Was ist CLIP no screening?
CLIP no-screening gehört zu den vermittlungstechnischen Leistungsmerkmalen und baut auf CLIP auf. Die CLIP no-screening Funktion geht hingegen einen Schritt weiter und ist dazu geeignet, bei abgehenden Anrufen neben einer Rufnummer alle Rufnummern anzeigen zu lassen. So kann z.B. neben der netzseitigen Rufnummer des Anrufers noch eine vom Anrufer selbst festgelegte kundenspezifische Rufnummer gesendet werden. No-screening bedeutet also, dass die übermittelte Rufnummer nicht von dem vermittelnden Telefonnetz auf richtig überprüft werden muss. Die gesendete Rufnummer unterliegt aber der Einschränkung, dass sie sich im Nutzungsrecht des Anrufers befinden muss. Die Verantwortung übernimmt dabei der Nutzer und nicht der Dienstanbieter.
CLIP no-screening kann von ISDN-Anlagenanschlüssen und IP-basierenden Anlagenanschlüssen auf der rufenden Seite genutzt werden und kommt nur für solche auf ankommender Seite auch zum Tragen. Bei analogen Anschlüssen kann nur die netzseitige Rufnummer der anrufenden Person übermittelt werden, Voraussetzung ist das Deaktivieren von CLIR auf rufender Seite.
Einrichtung von CLIP no screening in Cloud-Telefonanlagen
Die Einrichtung von CLIP no screening erfolgt in modernen Cloud-Telefonanlagen wie der easybell Cloud Telefonanlage über die Konfiguration des SIP-Trunk. Dabei unterscheidet man zwischen "network provided number" und "user provided number": Während die network provided number vom Provider (z.B. Telekom oder bei easybell SIP Trunks) automatisch bereitgestellt wird, ermöglicht CLIP no screening die Übermittlung von Rufnummern als user provided number. Die Rufnummeranzeige (CLIP) sorgt dafür, dass die Anrufernummer angezeigt wird, bei CLIP no screening kann jedoch eine beliebige Anschlussnummer aus der Nutzungsberechtigung signalisiert werden. In der PBX-Konfiguration lässt sich pro Nebenstelle festlegen, ob die Rufnummer der Nebenstelle, eine externe Rufnummer oder die eigene Rufnummer des Trunk übermittelt wird. Diese flexible Anzeige der Anschlussnummer wird besonders von Unternehmen mit mehreren Standorten oder Abteilungen genutzt, da CLIP no screening ermöglicht, dass bei ausgehenden Anrufen stets die gewünschte Anschlussnummer signalisiert und die Rufnummernanzeige beim Angerufenen entsprechend gesteuert wird.

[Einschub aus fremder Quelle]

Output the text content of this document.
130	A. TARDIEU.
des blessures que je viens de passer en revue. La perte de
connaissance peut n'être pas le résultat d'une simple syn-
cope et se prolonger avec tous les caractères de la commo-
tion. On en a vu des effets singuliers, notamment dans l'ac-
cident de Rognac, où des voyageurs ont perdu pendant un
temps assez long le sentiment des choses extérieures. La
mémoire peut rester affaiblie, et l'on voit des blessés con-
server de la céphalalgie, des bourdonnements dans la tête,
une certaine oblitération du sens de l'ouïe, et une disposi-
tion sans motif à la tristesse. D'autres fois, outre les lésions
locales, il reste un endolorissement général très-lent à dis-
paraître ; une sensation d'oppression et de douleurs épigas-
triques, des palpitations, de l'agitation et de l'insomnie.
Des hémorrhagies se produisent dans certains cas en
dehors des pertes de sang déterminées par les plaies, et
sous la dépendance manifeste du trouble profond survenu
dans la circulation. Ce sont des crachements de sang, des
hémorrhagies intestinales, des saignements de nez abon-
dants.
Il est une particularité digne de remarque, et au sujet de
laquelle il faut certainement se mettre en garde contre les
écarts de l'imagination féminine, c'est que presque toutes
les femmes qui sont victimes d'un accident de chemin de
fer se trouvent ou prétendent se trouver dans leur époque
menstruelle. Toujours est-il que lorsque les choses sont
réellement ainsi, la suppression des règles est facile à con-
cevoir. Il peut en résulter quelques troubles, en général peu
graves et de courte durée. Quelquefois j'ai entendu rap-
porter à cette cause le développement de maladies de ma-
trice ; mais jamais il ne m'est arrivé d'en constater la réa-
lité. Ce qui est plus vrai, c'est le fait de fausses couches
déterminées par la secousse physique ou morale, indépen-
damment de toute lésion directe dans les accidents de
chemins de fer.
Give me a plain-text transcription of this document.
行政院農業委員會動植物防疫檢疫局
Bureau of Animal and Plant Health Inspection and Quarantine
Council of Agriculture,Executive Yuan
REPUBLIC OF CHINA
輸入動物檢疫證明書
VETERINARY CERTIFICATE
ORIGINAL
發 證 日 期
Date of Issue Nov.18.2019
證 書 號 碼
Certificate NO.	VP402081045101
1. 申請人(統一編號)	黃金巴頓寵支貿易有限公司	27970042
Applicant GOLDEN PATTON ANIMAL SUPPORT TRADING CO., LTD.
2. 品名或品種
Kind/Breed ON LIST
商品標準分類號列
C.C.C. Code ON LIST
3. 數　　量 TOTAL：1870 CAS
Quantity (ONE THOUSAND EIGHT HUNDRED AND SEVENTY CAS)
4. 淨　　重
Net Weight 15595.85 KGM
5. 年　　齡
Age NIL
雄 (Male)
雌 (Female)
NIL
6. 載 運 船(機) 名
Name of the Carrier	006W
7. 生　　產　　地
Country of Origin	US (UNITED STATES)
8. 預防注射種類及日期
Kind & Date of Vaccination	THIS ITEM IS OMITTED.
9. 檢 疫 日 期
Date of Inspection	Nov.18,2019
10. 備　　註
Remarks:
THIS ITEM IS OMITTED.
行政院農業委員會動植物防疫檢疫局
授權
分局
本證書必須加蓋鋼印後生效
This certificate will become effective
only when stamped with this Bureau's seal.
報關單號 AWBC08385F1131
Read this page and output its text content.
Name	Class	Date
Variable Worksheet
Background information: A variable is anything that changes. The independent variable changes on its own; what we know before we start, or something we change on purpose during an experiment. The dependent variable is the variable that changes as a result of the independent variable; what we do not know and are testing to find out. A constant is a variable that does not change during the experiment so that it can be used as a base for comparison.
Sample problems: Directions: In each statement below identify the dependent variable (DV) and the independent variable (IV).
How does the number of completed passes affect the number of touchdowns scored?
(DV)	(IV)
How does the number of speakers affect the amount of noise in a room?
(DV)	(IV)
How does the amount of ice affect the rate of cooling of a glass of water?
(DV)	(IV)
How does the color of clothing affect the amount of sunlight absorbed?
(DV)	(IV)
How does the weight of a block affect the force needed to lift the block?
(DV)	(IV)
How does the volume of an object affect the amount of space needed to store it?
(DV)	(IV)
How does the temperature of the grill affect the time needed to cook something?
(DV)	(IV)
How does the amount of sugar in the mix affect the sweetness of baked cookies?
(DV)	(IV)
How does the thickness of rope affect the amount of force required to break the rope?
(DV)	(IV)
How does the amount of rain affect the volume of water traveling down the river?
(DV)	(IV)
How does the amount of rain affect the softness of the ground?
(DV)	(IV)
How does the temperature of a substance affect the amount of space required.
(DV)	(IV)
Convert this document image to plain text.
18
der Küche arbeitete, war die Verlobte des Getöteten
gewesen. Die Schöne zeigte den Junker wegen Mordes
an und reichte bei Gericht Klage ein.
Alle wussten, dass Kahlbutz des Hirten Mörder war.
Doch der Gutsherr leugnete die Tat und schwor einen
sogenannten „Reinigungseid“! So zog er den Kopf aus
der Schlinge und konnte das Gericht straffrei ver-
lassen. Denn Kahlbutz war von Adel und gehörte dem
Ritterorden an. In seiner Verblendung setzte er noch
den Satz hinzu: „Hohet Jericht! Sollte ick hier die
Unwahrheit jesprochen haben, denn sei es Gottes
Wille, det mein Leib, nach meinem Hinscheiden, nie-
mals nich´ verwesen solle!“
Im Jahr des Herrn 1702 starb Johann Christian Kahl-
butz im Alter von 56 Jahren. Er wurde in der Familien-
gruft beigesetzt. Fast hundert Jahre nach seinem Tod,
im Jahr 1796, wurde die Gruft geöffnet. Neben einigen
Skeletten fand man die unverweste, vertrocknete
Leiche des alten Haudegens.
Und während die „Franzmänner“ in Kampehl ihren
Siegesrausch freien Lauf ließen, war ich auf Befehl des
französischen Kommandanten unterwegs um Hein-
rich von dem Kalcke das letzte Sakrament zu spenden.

Funktionen von Calling Line Identification
Für moderne IP-Telefonie und SIP-basierte Kommunikationslösungen ist die Calling Line Identification (CLI) ein unverzichtbares Feature. Bei ausgehenden Anrufen ermöglicht CLIP no-screening die flexible Übermittlung der Rufnummer, ohne dass das Telefonie-Netz diese auf Korrektheit prüft. Unternehmen können so bei extern geführten Gesprächen beliebig eine Nummer aus ihrem Nutzungsrecht signalisieren, sei es die zentrale Firmenrufnummer oder eine abteilungsspezifische Durchwahl. Diese Funktion ist besonders bei SIP-Trunking und modernen Anlagenanschlüssen relevant, da sie maximale Flexibilität in der Rufnummerndarstellung bietet und gleichzeitig professionelle Erreichbarkeit gewährleistet.